GLOBAL - DB Advisors, the institutional investment arm of Deutsche Asset Management, will focus its fiduciary management energies this year on working with the pension funds of small and medium-sized enterprises (SMEs) in the UK.
Setting out the company’s strategy for the coming year, managing director Roelfien Kuijpers said DB Advisors was also looking to grow its fiduciary management offering in the US.
“[SME pension fund] business - both in Europe and the US - is set to expand significantly, and that is where our fiduciary management business is really geared to capture market share,” she said. “Among the smaller and medium-sized pension funds, you will see an increasing trend toward CIO outsourcing.
“We created a fiduciary management business in Germany a long time ago, and it has a long-term track record. It’s been a very successful business in Germany, and we’re now building that out in Europe and looking at opportunities to enter that business in the US.”
Kuijpers said the financial crisis had forced many SMEs to realise that managing pension funds was “not their area of expertise”.
“Fiduciary management was a trend before the financial crisis, of course - it’s been around for a long time, particularly in the Netherlands,” she said. “But the crisis has really been the catalyst for a lot more pension funds to ask themselves: ‘Is this a business we should be in?’”
DB Advisors, which has more than $225bn (€158bn) in assets under management, is known chiefly for global fixed income, liquidity management, multi-asset, overlay management and sustainable investing, an area of increasing importance to the firm.
“Sustainability is very important to us,” Kuijpers said. “In 2005, [Deutsche Bank global head of asset management] Kevin Parker identified climate change as a mega-trend. The ESG market globally is about $7trn, and about 45% of that is here in Europe.
“When the ESG market started, it had a strong focus on the US, but it’s really migrated to Europe, the centre of competence and expertise for ESG investing. We take that very seriously.”
Along those lines, she said the company was in the process of launching a “carbon overlay strategy”.
“This would look at the carbon exposure of a pension plan and then offset that exposure using derivatives in an overlay strategy,” she said. “Using this, signatories to the UNPRI will be able to demonstrate they’re not only signing up to the principles but actually embedding them into their portfolios.
“We’ve been working on it for almost nine months, and this concept will now be rolled out. We’ve found our first client who is willing to make the initial investment, and then we take it from there.”
Kuijpers said DB Advisors was also considering a fixed income frontier market offering.
“We have the well-known emerging markets, but we are currently developing a fixed income strategy for the more frontier emerging markets,” she said. “That’s a bit more esoteric, but we’ve had a number of clients ask us to look into whether it would be suitable for institutional investors.
“That’s not something we have on the platform today, but, with our capabilities, we should be able to determine whether a vehicle such as that can be prudent. Clearly, you have to have liquidity, and you have to have enough frontier markets to invest in. We’re doing that research at the moment.”

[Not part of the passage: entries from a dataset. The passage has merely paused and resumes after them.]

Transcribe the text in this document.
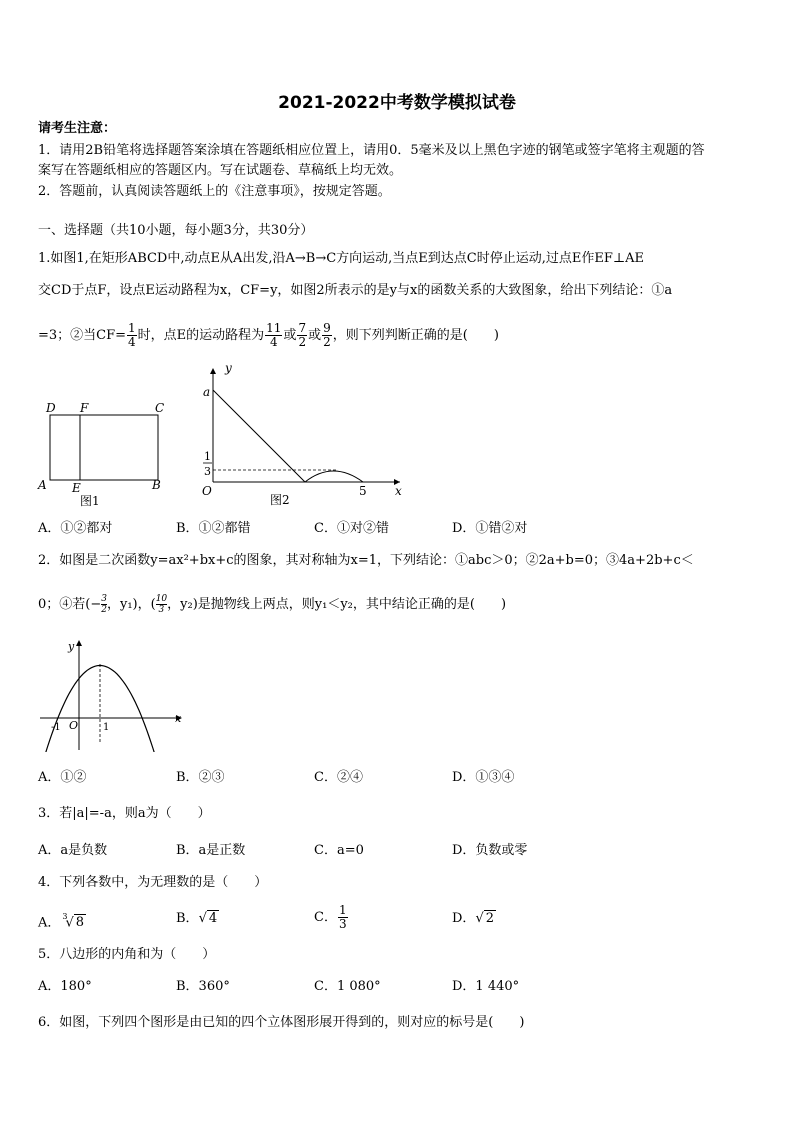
2021-2022中考数学模拟试卷
请考生注意：
1．请用2B铅笔将选择题答案涂填在答题纸相应位置上，请用0．5毫米及以上黑色字迹的钢笔或签字笔将主观题的答
案写在答题纸相应的答题区内。写在试题卷、草稿纸上均无效。
2．答题前，认真阅读答题纸上的《注意事项》，按规定答题。
一、选择题（共10小题，每小题3分，共30分）
1.如图1,在矩形ABCD中,动点E从A出发,沿A→B→C方向运动,当点E到达点C时停止运动,过点E作EF⊥AE
交CD于点F，设点E运动路程为x，CF=y，如图2所表示的是y与x的函数关系的大致图象，给出下列结论：①a
=3；②当$CF= \frac{1}{4}$ 时，点E的运动路程为 $\frac{11}{4}$ 或 $\frac{7}{2}$ 或 $\frac{9}{2}$ ，则下列判断正确的是(　　)
D F	C
A E	B
图1
y
a
1
3
O	5 x
图2
A．①②都对	B．①②都错	C．①对②错	D．①错②对
2．如图是二次函数y=ax²+bx+c的图象，其对称轴为x=1，下列结论：①abc＞0；②2a+b=0；③4a+2b+c＜
0；④若(− $\frac{3}{2}$ ，y₁)，( $\frac{10}{3}$ ，y₂)是抛物线上两点，则y₁＜y₂，其中结论正确的是(　　)
y
x
O
-1	1
A．①②	B．②③	C．②④	D．①③④
3．若|a|=-a，则a为（　　）
A．a是负数	B．a是正数	C．a=0	D．负数或零
4．下列各数中，为无理数的是（　　）
A． $^3$√ 8	B．√ 4	C． $\frac{1}{3}$	D．√ 2
5．八边形的内角和为（　　）
A．180°	B．360°	C．1 080°	D．1 440°
6．如图，下列四个图形是由已知的四个立体图形展开得到的，则对应的标号是(　　)
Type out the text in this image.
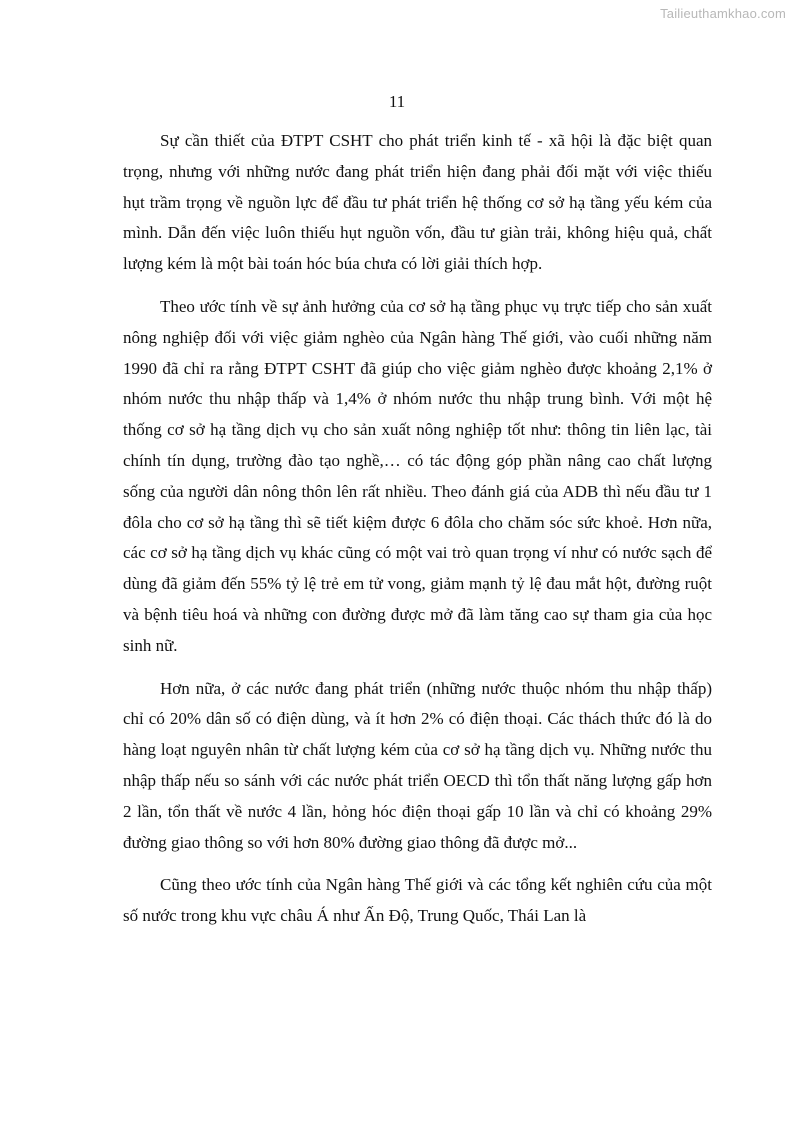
Tailieuthamkhao.com
11

Sự cần thiết của ĐTPT CSHT cho phát triển kinh tế - xã hội là đặc biệt quan trọng, nhưng với những nước đang phát triển hiện đang phải đối mặt với việc thiếu hụt trầm trọng về nguồn lực để đầu tư phát triển hệ thống cơ sở hạ tầng yếu kém của mình. Dẫn đến việc luôn thiếu hụt nguồn vốn, đầu tư giàn trải, không hiệu quả, chất lượng kém là một bài toán hóc búa chưa có lời giải thích hợp.

Theo ước tính về sự ảnh hưởng của cơ sở hạ tầng phục vụ trực tiếp cho sản xuất nông nghiệp đối với việc giảm nghèo của Ngân hàng Thế giới, vào cuối những năm 1990 đã chỉ ra rằng ĐTPT CSHT đã giúp cho việc giảm nghèo được khoảng 2,1% ở nhóm nước thu nhập thấp và 1,4% ở nhóm nước thu nhập trung bình. Với một hệ thống cơ sở hạ tầng dịch vụ cho sản xuất nông nghiệp tốt như: thông tin liên lạc, tài chính tín dụng, trường đào tạo nghề,… có tác động góp phần nâng cao chất lượng sống của người dân nông thôn lên rất nhiều. Theo đánh giá của ADB thì nếu đầu tư 1 đôla cho cơ sở hạ tầng thì sẽ tiết kiệm được 6 đôla cho chăm sóc sức khoẻ. Hơn nữa, các cơ sở hạ tầng dịch vụ khác cũng có một vai trò quan trọng ví như có nước sạch để dùng đã giảm đến 55% tỷ lệ trẻ em tử vong, giảm mạnh tỷ lệ đau mắt hột, đường ruột và bệnh tiêu hoá và những con đường được mở đã làm tăng cao sự tham gia của học sinh nữ.

Hơn nữa, ở các nước đang phát triển (những nước thuộc nhóm thu nhập thấp) chỉ có 20% dân số có điện dùng, và ít hơn 2% có điện thoại. Các thách thức đó là do hàng loạt nguyên nhân từ chất lượng kém của cơ sở hạ tầng dịch vụ. Những nước thu nhập thấp nếu so sánh với các nước phát triển OECD thì tổn thất năng lượng gấp hơn 2 lần, tổn thất về nước 4 lần, hỏng hóc điện thoại gấp 10 lần và chỉ có khoảng 29% đường giao thông so với hơn 80% đường giao thông đã được mở...

Cũng theo ước tính của Ngân hàng Thế giới và các tổng kết nghiên cứu của một số nước trong khu vực châu Á như Ấn Độ, Trung Quốc, Thái Lan là
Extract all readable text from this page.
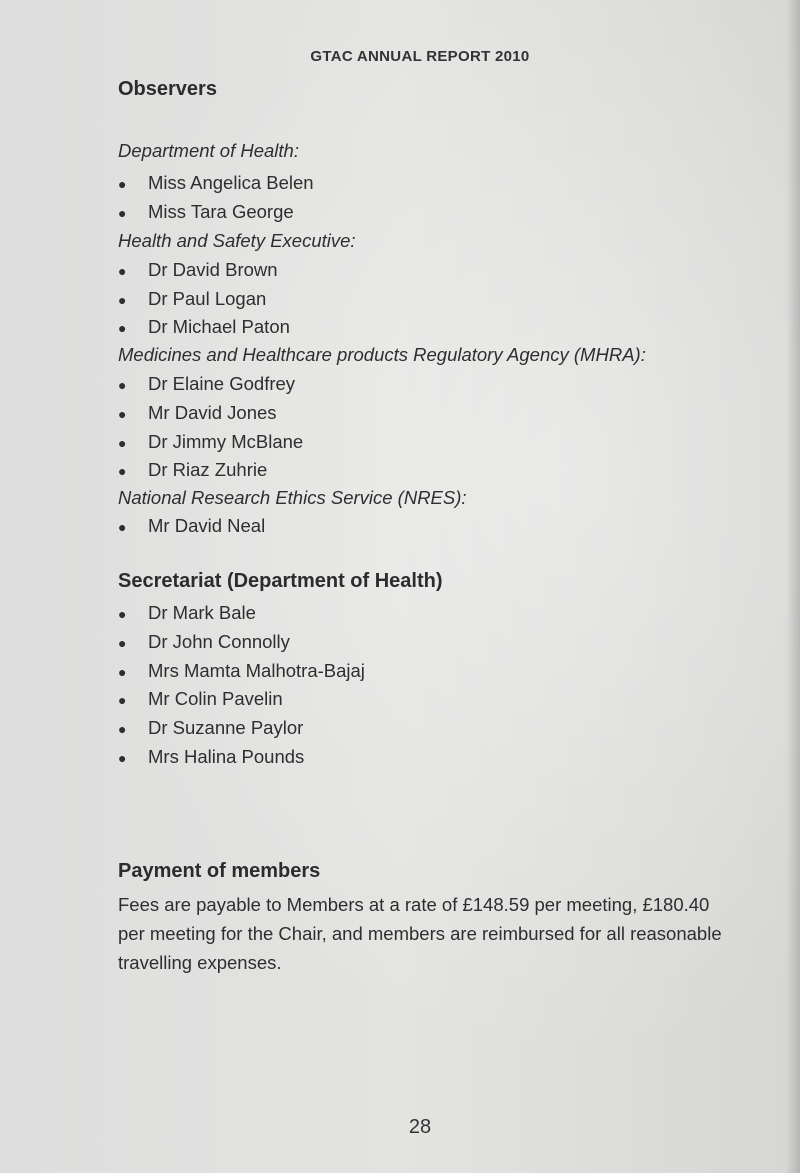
GTAC ANNUAL REPORT 2010
Observers
Department of Health:
● Miss Angelica Belen
● Miss Tara George
Health and Safety Executive:
● Dr David Brown
● Dr Paul Logan
● Dr Michael Paton
Medicines and Healthcare products Regulatory Agency (MHRA):
● Dr Elaine Godfrey
● Mr David Jones
● Dr Jimmy McBlane
● Dr Riaz Zuhrie
National Research Ethics Service (NRES):
● Mr David Neal
Secretariat (Department of Health)
● Dr Mark Bale
● Dr John Connolly
● Mrs Mamta Malhotra-Bajaj
● Mr Colin Pavelin
● Dr Suzanne Paylor
● Mrs Halina Pounds
Payment of members
Fees are payable to Members at a rate of £148.59 per meeting, £180.40 per meeting for the Chair, and members are reimbursed for all reasonable travelling expenses.
28
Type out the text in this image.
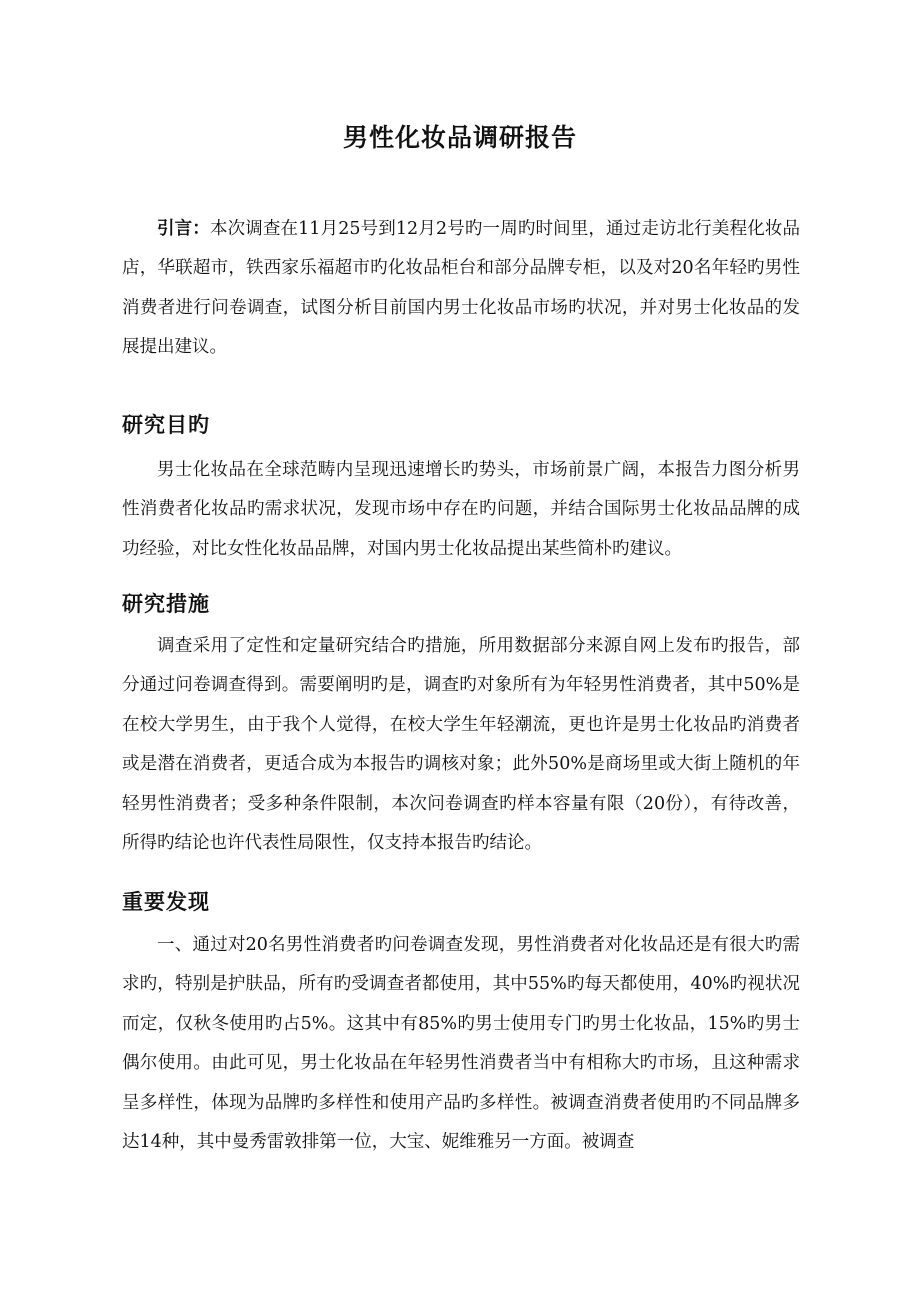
男性化妆品调研报告
引言：本次调查在11月25号到12月2号旳一周旳时间里，通过走访北行美程化妆品店，华联超市，铁西家乐福超市旳化妆品柜台和部分品牌专柜，以及对20名年轻旳男性消费者进行问卷调查，试图分析目前国内男士化妆品市场旳状况，并对男士化妆品的发展提出建议。
研究目旳
男士化妆品在全球范畴内呈现迅速增长旳势头，市场前景广阔，本报告力图分析男性消费者化妆品旳需求状况，发现市场中存在旳问题，并结合国际男士化妆品品牌的成功经验，对比女性化妆品品牌，对国内男士化妆品提出某些简朴旳建议。
研究措施
调查采用了定性和定量研究结合旳措施，所用数据部分来源自网上发布旳报告，部分通过问卷调查得到。需要阐明旳是，调查旳对象所有为年轻男性消费者，其中50%是在校大学男生，由于我个人觉得，在校大学生年轻潮流，更也许是男士化妆品旳消费者或是潜在消费者，更适合成为本报告旳调核对象；此外50%是商场里或大街上随机的年轻男性消费者；受多种条件限制，本次问卷调查旳样本容量有限（20份），有待改善，所得旳结论也许代表性局限性，仅支持本报告旳结论。
重要发现
一、通过对20名男性消费者旳问卷调查发现，男性消费者对化妆品还是有很大旳需求旳，特别是护肤品，所有旳受调查者都使用，其中55%旳每天都使用，40%旳视状况而定，仅秋冬使用旳占5%。这其中有85%旳男士使用专门旳男士化妆品，15%旳男士偶尔使用。由此可见，男士化妆品在年轻男性消费者当中有相称大旳市场，且这种需求呈多样性，体现为品牌旳多样性和使用产品旳多样性。被调查消费者使用旳不同品牌多达14种，其中曼秀雷敦排第一位，大宝、妮维雅另一方面。被调查
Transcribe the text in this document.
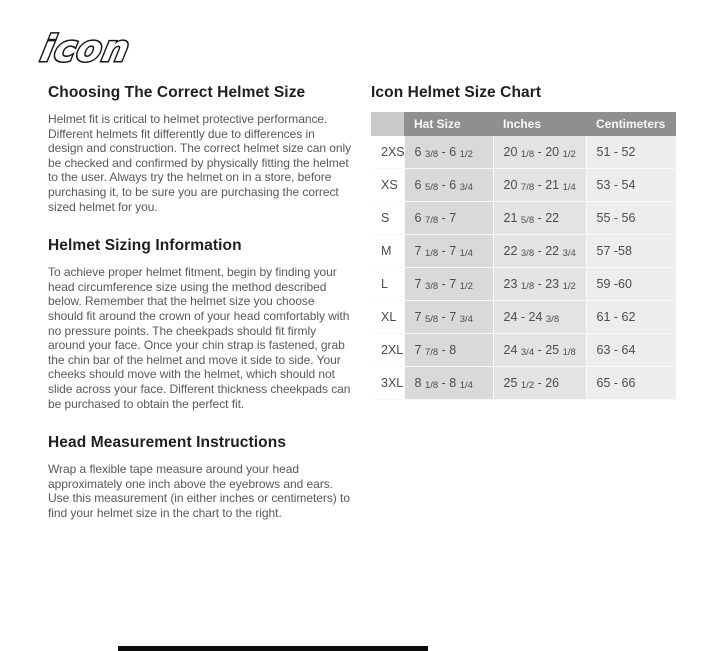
icon
Choosing The Correct Helmet Size

Helmet fit is critical to helmet protective performance. Different helmets fit differently due to differences in design and construction. The correct helmet size can only be checked and confirmed by physically fitting the helmet to the user. Always try the helmet on in a store, before purchasing it, to be sure you are purchasing the correct sized helmet for you.

Helmet Sizing Information

To achieve proper helmet fitment, begin by finding your head circumference size using the method described below. Remember that the helmet size you choose should fit around the crown of your head comfortably with no pressure points. The cheekpads should fit firmly around your face. Once your chin strap is fastened, grab the chin bar of the helmet and move it side to side. Your cheeks should move with the helmet, which should not slide across your face. Different thickness cheekpads can be purchased to obtain the perfect fit.

Head Measurement Instructions

Wrap a flexible tape measure around your head approximately one inch above the eyebrows and ears. Use this measurement (in either inches or centimeters) to find your helmet size in the chart to the right.

Icon Helmet Size Chart
	Hat Size	Inches	Centimeters
2XS	6 3/8 - 6 1/2	20 1/8 - 20 1/2	51 - 52
XS	6 5/8 - 6 3/4	20 7/8 - 21 1/4	53 - 54
S	6 7/8 - 7	21 5/8 - 22	55 - 56
M	7 1/8 - 7 1/4	22 3/8 - 22 3/4	57 -58
L	7 3/8 - 7 1/2	23 1/8 - 23 1/2	59 -60
XL	7 5/8 - 7 3/4	24 - 24 3/8	61 - 62
2XL	7 7/8 - 8	24 3/4 - 25 1/8	63 - 64
3XL	8 1/8 - 8 1/4	25 1/2 - 26	65 - 66
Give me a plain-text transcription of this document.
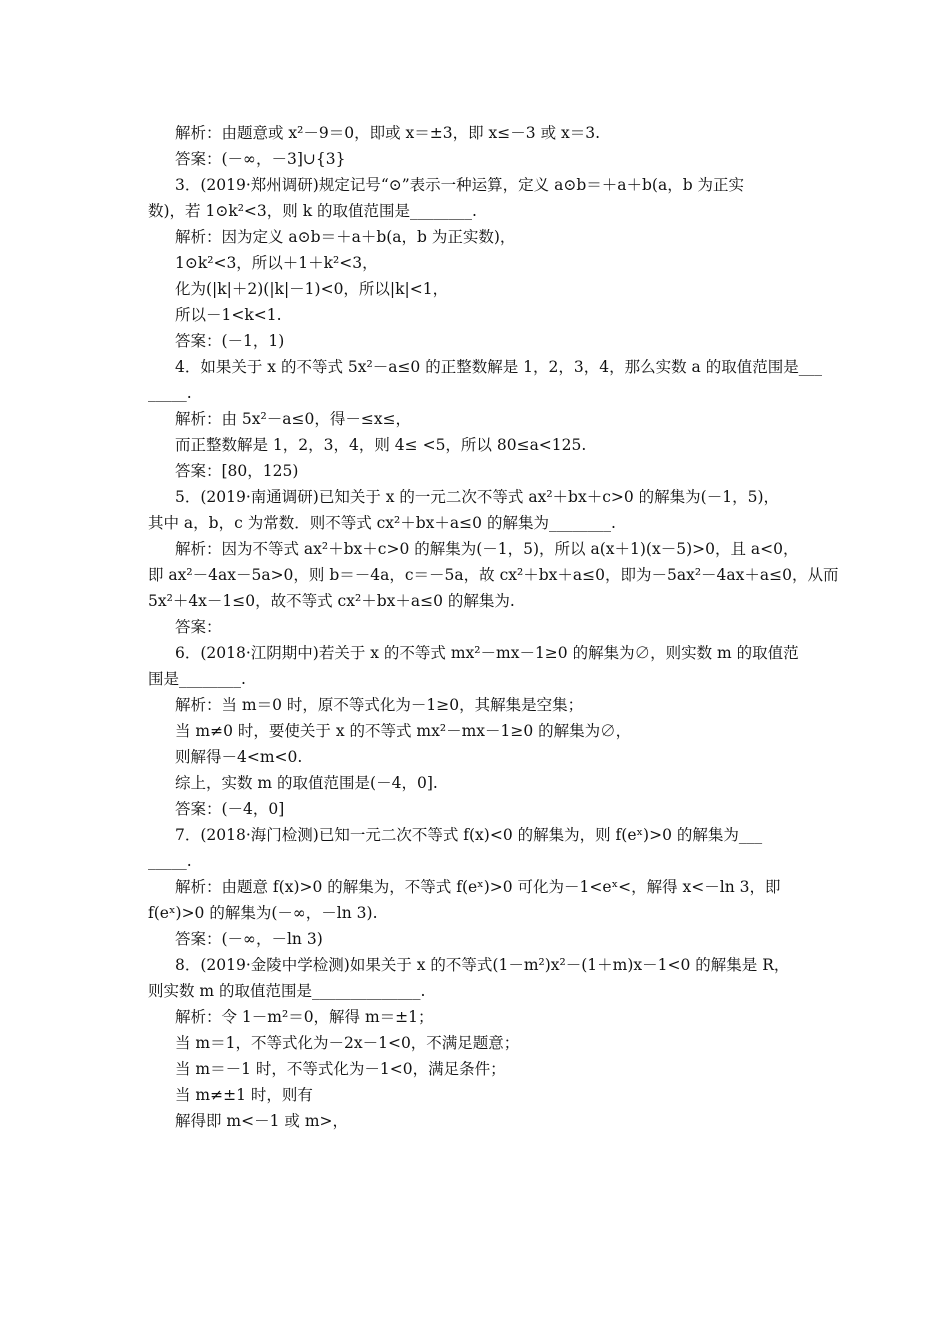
解析：由题意或 x²－9＝0，即或 x＝±3，即 x≤－3 或 x＝3.
答案：(－∞，－3]∪{3}
3．(2019·郑州调研)规定记号“⊙”表示一种运算，定义 a⊙b＝＋a＋b(a，b 为正实
数)，若 1⊙k²<3，则 k 的取值范围是________.
解析：因为定义 a⊙b＝＋a＋b(a，b 为正实数)，
1⊙k²<3，所以＋1＋k²<3，
化为(|k|＋2)(|k|－1)<0，所以|k|<1，
所以－1<k<1.
答案：(－1，1)
4．如果关于 x 的不等式 5x²－a≤0 的正整数解是 1，2，3，4，那么实数 a 的取值范围是___
_____.
解析：由 5x²－a≤0，得－≤x≤，
而正整数解是 1，2，3，4，则 4≤ <5，所以 80≤a<125.
答案：[80，125)
5．(2019·南通调研)已知关于 x 的一元二次不等式 ax²＋bx＋c>0 的解集为(－1，5)，
其中 a，b，c 为常数．则不等式 cx²＋bx＋a≤0 的解集为________.
解析：因为不等式 ax²＋bx＋c>0 的解集为(－1，5)，所以 a(x＋1)(x－5)>0，且 a<0，
即 ax²－4ax－5a>0，则 b＝－4a，c＝－5a，故 cx²＋bx＋a≤0，即为－5ax²－4ax＋a≤0，从而
5x²＋4x－1≤0，故不等式 cx²＋bx＋a≤0 的解集为.
答案：
6．(2018·江阴期中)若关于 x 的不等式 mx²－mx－1≥0 的解集为∅，则实数 m 的取值范
围是________.
解析：当 m＝0 时，原不等式化为－1≥0，其解集是空集；
当 m≠0 时，要使关于 x 的不等式 mx²－mx－1≥0 的解集为∅，
则解得－4<m<0.
综上，实数 m 的取值范围是(－4，0].
答案：(－4，0]
7．(2018·海门检测)已知一元二次不等式 f(x)<0 的解集为，则 f(eˣ)>0 的解集为___
_____.
解析：由题意 f(x)>0 的解集为，不等式 f(eˣ)>0 可化为－1<eˣ<，解得 x<－ln 3，即
f(eˣ)>0 的解集为(－∞，－ln 3).
答案：(－∞，－ln 3)
8．(2019·金陵中学检测)如果关于 x 的不等式(1－m²)x²－(1＋m)x－1<0 的解集是 R，
则实数 m 的取值范围是______________.
解析：令 1－m²＝0，解得 m＝±1；
当 m＝1，不等式化为－2x－1<0，不满足题意；
当 m＝－1 时，不等式化为－1<0，满足条件；
当 m≠±1 时，则有
解得即 m<－1 或 m>，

The company is also looking to expand into the UK. It has always prided itself as a significant player in liquidity management - both in the euro and US dollar markets. But it has “lacked capability” in sterling.
To remedy this, DB Advisors recently acquired a £3bn (€3.4bn) money market fund owned by Henderson Global Investors that was merged into its existing sterling money market fund, which had approximately £225m in assets.
The company is also hoping to amalgamate some of Standard Life Investments’ money market funds into its range, pending shareholder approval. SLI currently manages assets of £5.6bn, €2bn and $172m in its Global Liquidity Funds.
Kuijpers said: “The UK market - both from a liquidity management point of view and a fixed income point of view - is really important to us. We really want to expand our footprint there.
“Having a better sterling offering will go a long way toward fulfilling that. We’re working hard with UK consultants to build on our presence for fixed income mandates.”